All have very good cafes and restaurants but there’s a rather nice restaurant nearby – Thali.

A Northern Indian eatery – it’s not unaccustomed to celebratory diners so who knows who you might spot.

Pretty exhausted after our mini break, we left feeling proud of our home city, with so much to do to keep all ages entertained.

And the best part about our journey home, we could do it by bus, jumping on the 159, Streatham bound.

Where to stay: Even London dwellers should experience the city from a tourist’s perspective at least once – it really provides a different view of London life.

Citadines is an apart-hotel that offers all the comfort and flexibility of self-catering accommodation, with the convenience of a hotel.

A modern, fully-quipped one-bedroomed apartment is perfect for a family of four – kitchen facilities enable preparation of a simple meal, with dining area.
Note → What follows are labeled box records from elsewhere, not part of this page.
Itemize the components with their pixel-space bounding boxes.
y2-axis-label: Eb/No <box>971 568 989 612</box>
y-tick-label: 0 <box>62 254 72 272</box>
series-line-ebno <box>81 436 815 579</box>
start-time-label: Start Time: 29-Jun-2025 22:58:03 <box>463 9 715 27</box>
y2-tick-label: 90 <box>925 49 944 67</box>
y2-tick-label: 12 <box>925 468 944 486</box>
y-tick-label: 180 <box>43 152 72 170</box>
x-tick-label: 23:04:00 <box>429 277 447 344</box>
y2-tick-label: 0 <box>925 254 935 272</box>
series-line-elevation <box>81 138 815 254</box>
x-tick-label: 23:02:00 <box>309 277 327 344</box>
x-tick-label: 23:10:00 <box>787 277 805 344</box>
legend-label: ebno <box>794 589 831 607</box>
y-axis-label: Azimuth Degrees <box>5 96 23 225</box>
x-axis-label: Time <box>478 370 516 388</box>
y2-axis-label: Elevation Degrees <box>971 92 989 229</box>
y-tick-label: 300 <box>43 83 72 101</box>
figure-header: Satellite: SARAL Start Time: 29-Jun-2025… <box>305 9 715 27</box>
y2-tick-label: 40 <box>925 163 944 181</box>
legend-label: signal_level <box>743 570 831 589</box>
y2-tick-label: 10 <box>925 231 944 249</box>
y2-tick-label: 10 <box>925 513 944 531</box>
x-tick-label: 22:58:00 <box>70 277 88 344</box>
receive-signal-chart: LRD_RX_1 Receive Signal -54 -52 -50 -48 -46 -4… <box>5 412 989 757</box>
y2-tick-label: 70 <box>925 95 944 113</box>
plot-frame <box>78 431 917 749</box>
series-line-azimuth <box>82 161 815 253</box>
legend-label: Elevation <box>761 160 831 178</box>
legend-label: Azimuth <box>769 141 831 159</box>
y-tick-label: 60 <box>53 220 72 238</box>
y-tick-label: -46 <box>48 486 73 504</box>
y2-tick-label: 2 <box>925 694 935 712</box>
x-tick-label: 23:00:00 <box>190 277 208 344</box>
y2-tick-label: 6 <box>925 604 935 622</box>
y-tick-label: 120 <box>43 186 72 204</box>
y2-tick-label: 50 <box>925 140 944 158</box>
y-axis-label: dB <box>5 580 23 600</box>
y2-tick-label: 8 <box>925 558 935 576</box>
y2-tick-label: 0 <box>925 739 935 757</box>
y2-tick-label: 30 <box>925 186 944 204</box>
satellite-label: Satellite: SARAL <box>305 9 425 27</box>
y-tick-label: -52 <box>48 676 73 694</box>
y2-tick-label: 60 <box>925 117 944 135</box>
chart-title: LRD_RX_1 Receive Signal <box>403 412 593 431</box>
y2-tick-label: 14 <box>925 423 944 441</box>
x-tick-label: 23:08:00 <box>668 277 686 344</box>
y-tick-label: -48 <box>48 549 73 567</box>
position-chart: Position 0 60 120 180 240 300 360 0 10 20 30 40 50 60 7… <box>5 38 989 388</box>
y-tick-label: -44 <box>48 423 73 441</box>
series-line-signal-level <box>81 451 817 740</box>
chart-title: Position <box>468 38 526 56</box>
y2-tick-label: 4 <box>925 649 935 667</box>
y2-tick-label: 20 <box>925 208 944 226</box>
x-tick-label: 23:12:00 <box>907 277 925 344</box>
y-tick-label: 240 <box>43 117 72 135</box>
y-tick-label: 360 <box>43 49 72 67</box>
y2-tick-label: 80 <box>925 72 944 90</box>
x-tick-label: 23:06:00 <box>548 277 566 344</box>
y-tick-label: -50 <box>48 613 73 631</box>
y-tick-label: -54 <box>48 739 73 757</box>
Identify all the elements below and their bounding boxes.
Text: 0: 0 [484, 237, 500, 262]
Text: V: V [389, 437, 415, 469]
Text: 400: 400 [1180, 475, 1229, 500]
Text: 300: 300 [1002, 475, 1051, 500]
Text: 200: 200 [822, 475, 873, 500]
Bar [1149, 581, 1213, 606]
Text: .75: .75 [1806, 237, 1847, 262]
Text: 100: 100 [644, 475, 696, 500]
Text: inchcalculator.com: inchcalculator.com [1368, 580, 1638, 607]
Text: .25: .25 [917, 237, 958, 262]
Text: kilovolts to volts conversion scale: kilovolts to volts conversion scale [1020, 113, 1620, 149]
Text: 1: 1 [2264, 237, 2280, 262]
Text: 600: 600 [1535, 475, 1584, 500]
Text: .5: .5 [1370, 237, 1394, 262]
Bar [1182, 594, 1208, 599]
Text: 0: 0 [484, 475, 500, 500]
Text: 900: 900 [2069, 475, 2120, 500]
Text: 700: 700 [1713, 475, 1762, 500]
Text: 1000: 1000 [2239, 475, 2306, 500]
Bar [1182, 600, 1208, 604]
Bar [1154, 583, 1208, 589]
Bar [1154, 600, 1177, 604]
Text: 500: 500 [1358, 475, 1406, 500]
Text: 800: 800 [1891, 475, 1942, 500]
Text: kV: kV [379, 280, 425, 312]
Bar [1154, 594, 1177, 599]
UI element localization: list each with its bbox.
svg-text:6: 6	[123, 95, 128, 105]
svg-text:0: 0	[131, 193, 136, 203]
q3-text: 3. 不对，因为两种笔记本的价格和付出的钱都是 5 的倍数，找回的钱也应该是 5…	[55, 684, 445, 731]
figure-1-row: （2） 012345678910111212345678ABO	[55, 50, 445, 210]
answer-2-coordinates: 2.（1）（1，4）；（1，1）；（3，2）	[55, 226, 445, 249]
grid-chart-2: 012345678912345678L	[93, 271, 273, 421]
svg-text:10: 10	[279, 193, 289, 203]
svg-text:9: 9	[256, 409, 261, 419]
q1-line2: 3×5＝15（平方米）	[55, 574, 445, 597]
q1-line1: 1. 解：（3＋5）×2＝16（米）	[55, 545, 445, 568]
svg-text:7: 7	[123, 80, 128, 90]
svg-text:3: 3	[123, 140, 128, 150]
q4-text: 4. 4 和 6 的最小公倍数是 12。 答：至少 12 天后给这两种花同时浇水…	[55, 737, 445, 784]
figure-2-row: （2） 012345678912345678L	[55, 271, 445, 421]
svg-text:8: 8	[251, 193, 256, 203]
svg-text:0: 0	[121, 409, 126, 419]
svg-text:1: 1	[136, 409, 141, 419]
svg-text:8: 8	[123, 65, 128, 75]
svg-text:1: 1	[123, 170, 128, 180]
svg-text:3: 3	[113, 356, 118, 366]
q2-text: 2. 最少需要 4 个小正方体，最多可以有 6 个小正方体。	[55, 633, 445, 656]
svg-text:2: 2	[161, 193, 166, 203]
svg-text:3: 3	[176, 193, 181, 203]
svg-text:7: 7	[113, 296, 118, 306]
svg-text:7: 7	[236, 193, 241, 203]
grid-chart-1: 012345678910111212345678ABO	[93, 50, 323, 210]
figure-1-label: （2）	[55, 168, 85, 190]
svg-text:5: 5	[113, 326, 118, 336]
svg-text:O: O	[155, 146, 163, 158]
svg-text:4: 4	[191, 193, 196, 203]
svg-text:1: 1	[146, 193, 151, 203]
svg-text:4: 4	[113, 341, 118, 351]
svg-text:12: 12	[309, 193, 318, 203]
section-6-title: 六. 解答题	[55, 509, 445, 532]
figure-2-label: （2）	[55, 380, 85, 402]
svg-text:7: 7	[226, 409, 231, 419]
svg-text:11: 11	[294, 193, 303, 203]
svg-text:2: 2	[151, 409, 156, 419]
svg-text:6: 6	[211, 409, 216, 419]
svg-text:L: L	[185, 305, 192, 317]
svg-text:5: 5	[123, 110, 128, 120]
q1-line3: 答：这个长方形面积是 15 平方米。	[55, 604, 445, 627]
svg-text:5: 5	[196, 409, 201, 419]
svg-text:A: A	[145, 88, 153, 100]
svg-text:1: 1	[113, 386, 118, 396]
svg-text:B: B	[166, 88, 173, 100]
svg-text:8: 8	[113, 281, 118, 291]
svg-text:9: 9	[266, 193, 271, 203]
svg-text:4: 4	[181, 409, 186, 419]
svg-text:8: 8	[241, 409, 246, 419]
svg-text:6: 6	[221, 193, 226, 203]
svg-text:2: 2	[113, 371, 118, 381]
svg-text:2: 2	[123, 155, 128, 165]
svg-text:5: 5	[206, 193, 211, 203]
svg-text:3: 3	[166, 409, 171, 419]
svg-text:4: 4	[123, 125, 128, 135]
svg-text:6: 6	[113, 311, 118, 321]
The living area also offers decent accommodation for two people, with a pull out sofa that converts into two co-joined single beds.

The bathroom and separate toilets are small but completely functional for the needs.

The living area is large, with a TV and attractive enough for a family to want to spend time in it.

Yes, you’re there to see the city but you also want to stay somewhere with all the comforts of home and Citadines provides that.

Free hot drinks are available in the swish ground floor lobby at any time of day.

Reception is manned 24 hours and the duty manager is only too happy to answer any questions you may have and advise on the best local restaurants and pubs – an invaluable service.